“Beyond Barriers: Contours and Complexities of IDP Return”
Middle East Research Institute
Panel chairman Henriette Johansen explained that internally displaced persons (IDPs) from Nineveh Province experience multiple layers of barriers to their return, some of which are unarticulated or invisible in the milieu of societal concerns stemming from Nineveh’s history of violence and its ongoing challenges with security and public administration.
Panel Three: Beyond Barriers: Contours and Complexities of IDP Return
- Nathanael Nizar Semaan, Archbishop of Hadiab Syriac Catholic Diocese
- Karem Sleman, Spokesperson of Yazidi Spiritual Council
- Elie Abouaoun, Director of MENA Programs, United States Institute of Peace
- Henriette Johansen, Research Fellow, MERI (Moderator)
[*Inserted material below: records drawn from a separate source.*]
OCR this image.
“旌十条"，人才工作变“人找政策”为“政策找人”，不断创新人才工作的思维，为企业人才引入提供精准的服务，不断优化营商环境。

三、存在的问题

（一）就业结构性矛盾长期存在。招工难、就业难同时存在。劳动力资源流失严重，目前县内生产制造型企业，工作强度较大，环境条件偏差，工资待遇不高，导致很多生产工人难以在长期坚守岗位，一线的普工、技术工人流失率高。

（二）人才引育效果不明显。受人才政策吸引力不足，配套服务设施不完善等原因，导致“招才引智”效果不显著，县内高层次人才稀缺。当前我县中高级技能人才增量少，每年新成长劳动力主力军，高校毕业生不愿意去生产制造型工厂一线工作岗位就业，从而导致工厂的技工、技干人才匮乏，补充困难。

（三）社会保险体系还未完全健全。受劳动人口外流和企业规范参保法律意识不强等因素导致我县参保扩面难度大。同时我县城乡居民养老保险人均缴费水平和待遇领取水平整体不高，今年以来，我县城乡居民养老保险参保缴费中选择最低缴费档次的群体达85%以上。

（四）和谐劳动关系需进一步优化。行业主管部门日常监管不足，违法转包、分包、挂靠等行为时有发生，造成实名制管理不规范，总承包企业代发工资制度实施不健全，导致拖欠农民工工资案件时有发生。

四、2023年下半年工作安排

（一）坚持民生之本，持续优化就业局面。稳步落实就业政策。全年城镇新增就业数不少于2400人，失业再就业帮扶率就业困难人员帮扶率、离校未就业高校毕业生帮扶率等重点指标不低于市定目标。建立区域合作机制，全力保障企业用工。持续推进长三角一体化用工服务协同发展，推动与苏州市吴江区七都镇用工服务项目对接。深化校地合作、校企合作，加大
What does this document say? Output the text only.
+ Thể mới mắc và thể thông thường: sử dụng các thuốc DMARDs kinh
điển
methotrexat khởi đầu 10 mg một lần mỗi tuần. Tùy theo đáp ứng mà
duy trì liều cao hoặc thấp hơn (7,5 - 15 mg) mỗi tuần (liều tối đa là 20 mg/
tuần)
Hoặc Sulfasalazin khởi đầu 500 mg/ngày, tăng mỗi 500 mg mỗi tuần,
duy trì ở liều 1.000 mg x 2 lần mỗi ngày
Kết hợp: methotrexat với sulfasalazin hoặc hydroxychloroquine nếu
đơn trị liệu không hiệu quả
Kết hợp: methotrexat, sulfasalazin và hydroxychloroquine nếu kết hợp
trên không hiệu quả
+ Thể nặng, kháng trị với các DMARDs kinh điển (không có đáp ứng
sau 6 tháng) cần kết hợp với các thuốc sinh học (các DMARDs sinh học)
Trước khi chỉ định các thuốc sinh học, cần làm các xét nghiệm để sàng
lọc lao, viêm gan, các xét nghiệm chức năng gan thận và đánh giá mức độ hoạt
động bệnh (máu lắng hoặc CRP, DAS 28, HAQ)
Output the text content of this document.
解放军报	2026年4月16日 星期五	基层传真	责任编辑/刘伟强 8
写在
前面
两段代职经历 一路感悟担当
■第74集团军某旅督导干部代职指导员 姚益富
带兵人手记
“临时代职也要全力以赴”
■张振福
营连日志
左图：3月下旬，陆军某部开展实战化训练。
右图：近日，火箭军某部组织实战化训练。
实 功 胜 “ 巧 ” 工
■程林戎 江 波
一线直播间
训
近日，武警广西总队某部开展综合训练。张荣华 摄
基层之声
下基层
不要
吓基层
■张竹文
Within Nineveh’s minority communities, historic legacies of socio economic and political disenfranchisement, war, genocide, and foreign invasion have enervated the will to return. While 4.3 million IDPs have returned, 1.5 million still remain in displacement. Recent government measures, such as rapidly consolidating and closing IDP camps across Nineveh, have sent a new wave of IDPs into critical shelter and extreme living conditions. Expectation and hope for sustainable, voluntary return are diminishing, along with IDPs’ expectation that authorities will deliver on their promises. After protracted displacement, IDPs are feeling the push to integrate into their host communities or emigrate abroad. Johansen explained that, in the ensuing discussion, panelists would be solicited for any actions within their respective remits that could rectify this situation for their constituents.